- French: Les Corps célestes
- Directed by: Gilles Carle
- Written by: Gilles Carle Arthur Lamothe
- Produced by: Mag Bodard Pierre Lamy
- Starring: Donald Pilon Micheline Lanctôt Carole Laure
- Cinematography: Jean-Claude Labrecque
- Edited by: Renée Lichtig
- Music by: Philippe Sarde
- Production company: Les Productions Carle-Lamy
- Release date: September 20, 1973;
- Running time: 104 min.
- Countries: Canada France
- Language: French

= The Heavenly Bodies (film) =

The Heavenly Bodies (Les Corps célestes) is a Canadian-French comedy film, directed and co-written by Gilles Carle and released in 1973. The film stars Donald Pilon as Desmond, a pimp in Quebec in 1938 who moves to a rural mining town with a group of prostitutes to open a brothel in a decrepit old hotel, amid the early warning signs about the approaching outbreak of World War II.

The cast also includes Micheline Lanctôt, Carole Laure, Jacques Dufilho and Yvon Barrette.

Due to the film's temporal setting, recordings of Adolf Hitler are heard on radio broadcasts at various points in the film, although the conclusion transcends time to communicate a message of hope by incorporating audio clips of much later political figures such as John F. Kennedy and Pierre Trudeau.

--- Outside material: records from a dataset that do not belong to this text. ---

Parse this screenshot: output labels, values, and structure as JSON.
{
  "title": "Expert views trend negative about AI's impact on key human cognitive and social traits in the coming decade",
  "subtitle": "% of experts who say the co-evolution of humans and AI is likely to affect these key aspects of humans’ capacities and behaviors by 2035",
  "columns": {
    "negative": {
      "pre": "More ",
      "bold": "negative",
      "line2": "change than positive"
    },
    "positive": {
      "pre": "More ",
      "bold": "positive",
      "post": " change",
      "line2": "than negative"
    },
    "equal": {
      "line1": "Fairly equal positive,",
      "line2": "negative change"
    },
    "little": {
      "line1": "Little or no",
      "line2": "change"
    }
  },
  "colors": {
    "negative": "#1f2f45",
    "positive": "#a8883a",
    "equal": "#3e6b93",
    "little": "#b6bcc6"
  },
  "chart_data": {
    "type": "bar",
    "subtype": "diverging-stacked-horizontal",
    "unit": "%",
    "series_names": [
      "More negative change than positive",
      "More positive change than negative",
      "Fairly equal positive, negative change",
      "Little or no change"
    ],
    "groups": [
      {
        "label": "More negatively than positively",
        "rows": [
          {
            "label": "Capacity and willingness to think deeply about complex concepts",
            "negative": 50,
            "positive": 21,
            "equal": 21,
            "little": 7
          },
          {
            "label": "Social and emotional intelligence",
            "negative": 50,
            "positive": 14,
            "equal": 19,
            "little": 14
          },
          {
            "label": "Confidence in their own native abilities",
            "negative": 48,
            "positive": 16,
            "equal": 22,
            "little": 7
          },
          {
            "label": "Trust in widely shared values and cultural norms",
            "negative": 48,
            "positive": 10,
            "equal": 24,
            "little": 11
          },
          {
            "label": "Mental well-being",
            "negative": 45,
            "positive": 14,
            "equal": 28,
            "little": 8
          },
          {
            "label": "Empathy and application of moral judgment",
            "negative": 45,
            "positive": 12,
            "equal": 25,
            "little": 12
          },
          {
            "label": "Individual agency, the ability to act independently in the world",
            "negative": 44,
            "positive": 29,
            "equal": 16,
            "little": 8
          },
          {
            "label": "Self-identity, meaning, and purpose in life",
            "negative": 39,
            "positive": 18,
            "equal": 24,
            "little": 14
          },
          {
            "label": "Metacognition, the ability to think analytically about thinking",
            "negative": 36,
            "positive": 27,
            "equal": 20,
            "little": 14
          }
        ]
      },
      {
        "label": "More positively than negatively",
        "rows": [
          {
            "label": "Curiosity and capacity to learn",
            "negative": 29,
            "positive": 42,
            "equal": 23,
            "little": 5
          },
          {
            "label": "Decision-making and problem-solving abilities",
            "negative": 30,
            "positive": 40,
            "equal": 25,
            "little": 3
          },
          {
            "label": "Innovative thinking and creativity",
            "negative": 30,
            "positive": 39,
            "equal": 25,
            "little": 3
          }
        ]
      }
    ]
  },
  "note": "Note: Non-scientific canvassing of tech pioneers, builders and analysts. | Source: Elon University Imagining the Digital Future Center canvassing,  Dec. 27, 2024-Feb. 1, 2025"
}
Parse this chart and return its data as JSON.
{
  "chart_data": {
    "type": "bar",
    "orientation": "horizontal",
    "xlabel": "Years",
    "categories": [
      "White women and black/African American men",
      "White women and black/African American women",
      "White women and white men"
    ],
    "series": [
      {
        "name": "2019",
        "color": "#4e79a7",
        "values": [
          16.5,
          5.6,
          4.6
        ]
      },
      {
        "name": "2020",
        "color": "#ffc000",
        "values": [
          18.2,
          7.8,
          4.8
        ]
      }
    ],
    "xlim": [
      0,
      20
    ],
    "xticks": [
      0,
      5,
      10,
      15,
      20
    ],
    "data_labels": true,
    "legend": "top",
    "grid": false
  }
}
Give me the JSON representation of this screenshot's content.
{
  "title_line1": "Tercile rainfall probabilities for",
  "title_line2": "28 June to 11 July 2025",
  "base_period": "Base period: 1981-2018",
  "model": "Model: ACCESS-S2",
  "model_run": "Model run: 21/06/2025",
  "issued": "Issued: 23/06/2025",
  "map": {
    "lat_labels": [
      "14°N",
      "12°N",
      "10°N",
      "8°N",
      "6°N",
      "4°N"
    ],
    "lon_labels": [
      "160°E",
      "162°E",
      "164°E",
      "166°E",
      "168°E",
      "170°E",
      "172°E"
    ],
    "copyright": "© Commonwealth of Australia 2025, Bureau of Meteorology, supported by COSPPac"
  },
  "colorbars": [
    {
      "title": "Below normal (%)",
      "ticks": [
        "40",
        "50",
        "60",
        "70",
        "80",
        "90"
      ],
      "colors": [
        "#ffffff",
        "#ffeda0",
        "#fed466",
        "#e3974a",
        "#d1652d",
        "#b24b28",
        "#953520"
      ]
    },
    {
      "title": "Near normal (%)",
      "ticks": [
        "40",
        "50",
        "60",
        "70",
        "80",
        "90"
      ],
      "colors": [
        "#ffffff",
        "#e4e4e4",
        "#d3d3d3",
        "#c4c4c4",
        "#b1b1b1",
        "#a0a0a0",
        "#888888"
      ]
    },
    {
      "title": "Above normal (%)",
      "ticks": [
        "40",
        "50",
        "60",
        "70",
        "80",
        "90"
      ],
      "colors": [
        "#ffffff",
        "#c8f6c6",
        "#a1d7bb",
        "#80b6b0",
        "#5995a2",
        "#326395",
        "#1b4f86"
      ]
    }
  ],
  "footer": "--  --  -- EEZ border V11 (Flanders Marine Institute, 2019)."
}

The film was positively reviewed by critics. Dane Lanken of the Montreal Gazette called it Carle's best film, while critics in France reviewed the film favourably but called it a creative step down from Carle's The Death of a Lumberjack (Le Mort d'un bûcheron). However, the film fared poorly with audiences, making far less at the box office than The Death of a Lumberjack.